Pada pertengahan 1960-an, Zidane Senior bekerja sebagai petugas gudang. Ia sering dapat giliran jaga malam. Di tengah perjuangan mempertahankan hidup sebagai kaum imigran dan minoritas—yang terkenal sukar dan penuh aral—Smayl mendapat sebuah rezeki: bocah lelaki yang lahir pada 23 Juni 1972 di Kota Marseille. Bocah itu diberi nama Zinédine Yazid Zidane (bahasa Arabnya: زين الدين زيدان, Zainuddin Zidan).
Kelak, ingatan bocah kecil berhidung mancung itu: ia mudah bermimpi buruk bila Zidane Senior tak pulang karena kerja lembur menjaga gudang saat jam kerja malam. Sebab itu pada waktu senggangnya Zidane Senior selalu berusahakan memberikan perhatian penuh bagi anak yang lembut hati, yang dipanggilnya Yazid atau “Yaz” itu. Hubungan bapak-anak ini lekat di benak bocah kecil itu ketika tumbuh dewasa. Tentu selain perihal sepakbola.
Daerah La Castellane, di bagian utara Kota Marseille, tempat Zidane dibesarkan, tempat ia bermain bola di lapangan Place de la Tartane, bukanlah wilayah yang ramah. Terutama bagi keluarga imigran dan minoritas, seperti dirinya. Orang menyebutnya sebagai quartier difficile—perkampungan sulit. Di tepi jalan yang berdebu itu, di deretan perumahan kotak-kotak itu, hidup si muslim, si miskin, si minoritas—triumvirat cap minor sebagai imigran, Zidane.

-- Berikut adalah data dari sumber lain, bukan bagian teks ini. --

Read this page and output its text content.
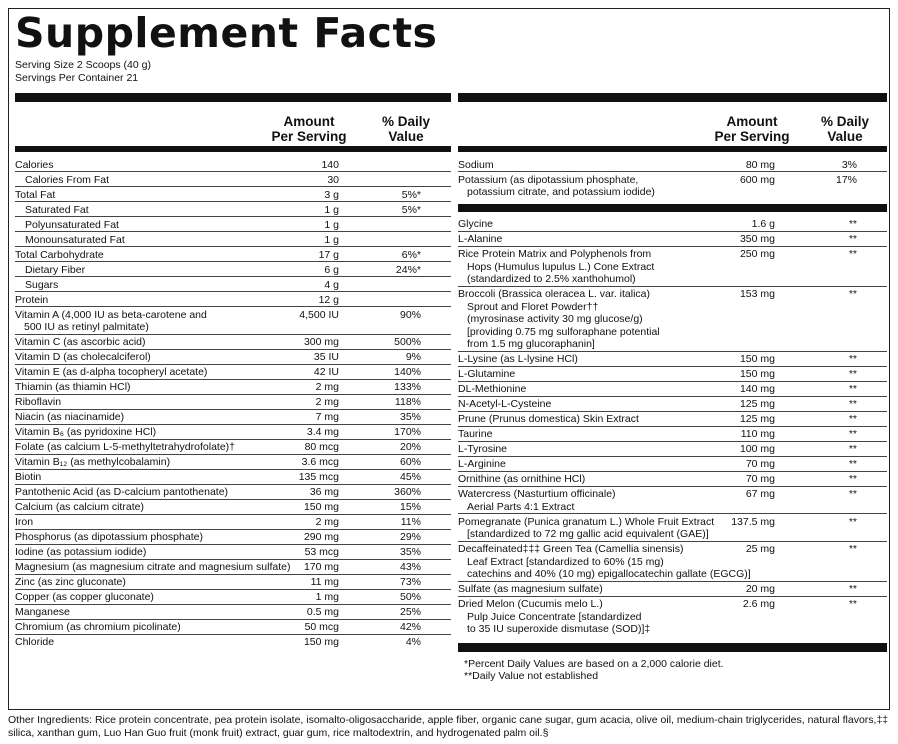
Supplement Facts
Serving Size 2 Scoops (40 g)
Servings Per Container 21
Amount
Per Serving
% Daily
Value
Calories	140
Calories From Fat	30
Total Fat	3 g	5%*
Saturated Fat	1 g	5%*
Polyunsaturated Fat	1 g
Monounsaturated Fat	1 g
Total Carbohydrate	17 g	6%*
Dietary Fiber	6 g	24%*
Sugars	4 g
Protein	12 g
Vitamin A (4,000 IU as beta-carotene and
500 IU as retinyl palmitate)
4,500 IU	90%
Vitamin C (as ascorbic acid)	300 mg	500%
Vitamin D (as cholecalciferol)	35 IU	9%
Vitamin E (as d-alpha tocopheryl acetate)	42 IU	140%
Thiamin (as thiamin HCl)	2 mg	133%
Riboflavin	2 mg	118%
Niacin (as niacinamide)	7 mg	35%
Vitamin B₆ (as pyridoxine HCl)	3.4 mg	170%
Folate (as calcium L-5-methyltetrahydrofolate)†	80 mcg	20%
Vitamin B₁₂ (as methylcobalamin)	3.6 mcg	60%
Biotin	135 mcg	45%
Pantothenic Acid (as D-calcium pantothenate)	36 mg	360%
Calcium (as calcium citrate)	150 mg	15%
Iron	2 mg	11%
Phosphorus (as dipotassium phosphate)	290 mg	29%
Iodine (as potassium iodide)	53 mcg	35%
Magnesium (as magnesium citrate and magnesium sulfate)	170 mg	43%
Zinc (as zinc gluconate)	11 mg	73%
Copper (as copper gluconate)	1 mg	50%
Manganese	0.5 mg	25%
Chromium (as chromium picolinate)	50 mcg	42%
Chloride	150 mg	4%
Amount
Per Serving
% Daily
Value
Sodium	80 mg	3%
Potassium (as dipotassium phosphate,
potassium citrate, and potassium iodide)
600 mg	17%
Glycine	1.6 g	**
L-Alanine	350 mg	**
Rice Protein Matrix and Polyphenols from
Hops (Humulus lupulus L.) Cone Extract
(standardized to 2.5% xanthohumol)
250 mg	**
Broccoli (Brassica oleracea L. var. italica)
Sprout and Floret Powder††
(myrosinase activity 30 mg glucose/g)
[providing 0.75 mg sulforaphane potential
from 1.5 mg glucoraphanin]
153 mg	**
L-Lysine (as L-lysine HCl)	150 mg	**
L-Glutamine	150 mg	**
DL-Methionine	140 mg	**
N-Acetyl-L-Cysteine	125 mg	**
Prune (Prunus domestica) Skin Extract	125 mg	**
Taurine	110 mg	**
L-Tyrosine	100 mg	**
L-Arginine	70 mg	**
Ornithine (as ornithine HCl)	70 mg	**
Watercress (Nasturtium officinale)
Aerial Parts 4:1 Extract
67 mg	**
Pomegranate (Punica granatum L.) Whole Fruit Extract
[standardized to 72 mg gallic acid equivalent (GAE)]
137.5 mg	**
Decaffeinated‡‡‡ Green Tea (Camellia sinensis)
Leaf Extract [standardized to 60% (15 mg)
catechins and 40% (10 mg) epigallocatechin gallate (EGCG)]
25 mg	**
Sulfate (as magnesium sulfate)	20 mg	**
Dried Melon (Cucumis melo L.)
Pulp Juice Concentrate [standardized
to 35 IU superoxide dismutase (SOD)]‡
2.6 mg	**
*Percent Daily Values are based on a 2,000 calorie diet.
**Daily Value not established
Other Ingredients: Rice protein concentrate, pea protein isolate, isomalto-oligosaccharide, apple fiber, organic cane sugar, gum acacia, olive oil, medium-chain triglycerides, natural flavors,‡‡ silica, xanthan gum, Luo Han Guo fruit (monk fruit) extract, guar gum, rice maltodextrin, and hydrogenated palm oil.§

Sebagai panggung, sejarah perpolitikan Perancis ialah sejarah pertarungan ideologi-ideologi yang jelas, tegas. Partai berhaluan sosialis bergabung dengan koalisi besar bernama Partai Sosialis. Sementara itu, partai-partai konservatif bergabung dengan koalisi bernama Partai Gerakan Masyarakat (UPM—Union for a Popular Movement). Selain dari dua koalisi besar tersebut, ada pula partai yang paling keras menentang imigran, yakni Front Nasional. Partai ini dipimpin putri Jean Marie Le Pen bernama Marine Le Pen. Front Nasional sendiri digolongkan sebagai far right atau ultra-nasionalis. Tujuan mereka tak lain untuk melindungi Perancis dari pengaruh-pengaruh luar—yang dapat diartikan bukan-Perancis atau Bangsa Frank, sebagaimana Nazi di bawah Hitler. Front Nasional menginginkan Perancis kembali murni dengan diisi orang-orang dengan ideologi yang sama.
Front Nasional pada awalnya merupakan partai minoritas di Perancis. Maka, sejak pembentukannya pada tahun 1972, mereka tampak tidak memiliki prospek yang bagus dalam perpolitikan Perancis. Pada mulanya, isu-isu Front Nasional seperti soal "nasionalitas", ataupun "pemurnian" bukanlah hal yang populer bagi rakyat Perancis—namun berkembangnya situasi politik dan dekadensi kalangan populis membuat Front Nasional mendapati pemilihnya. Jargon nasionalistik—cenderung chauvinistik—menjadi alat kampanye yang utama.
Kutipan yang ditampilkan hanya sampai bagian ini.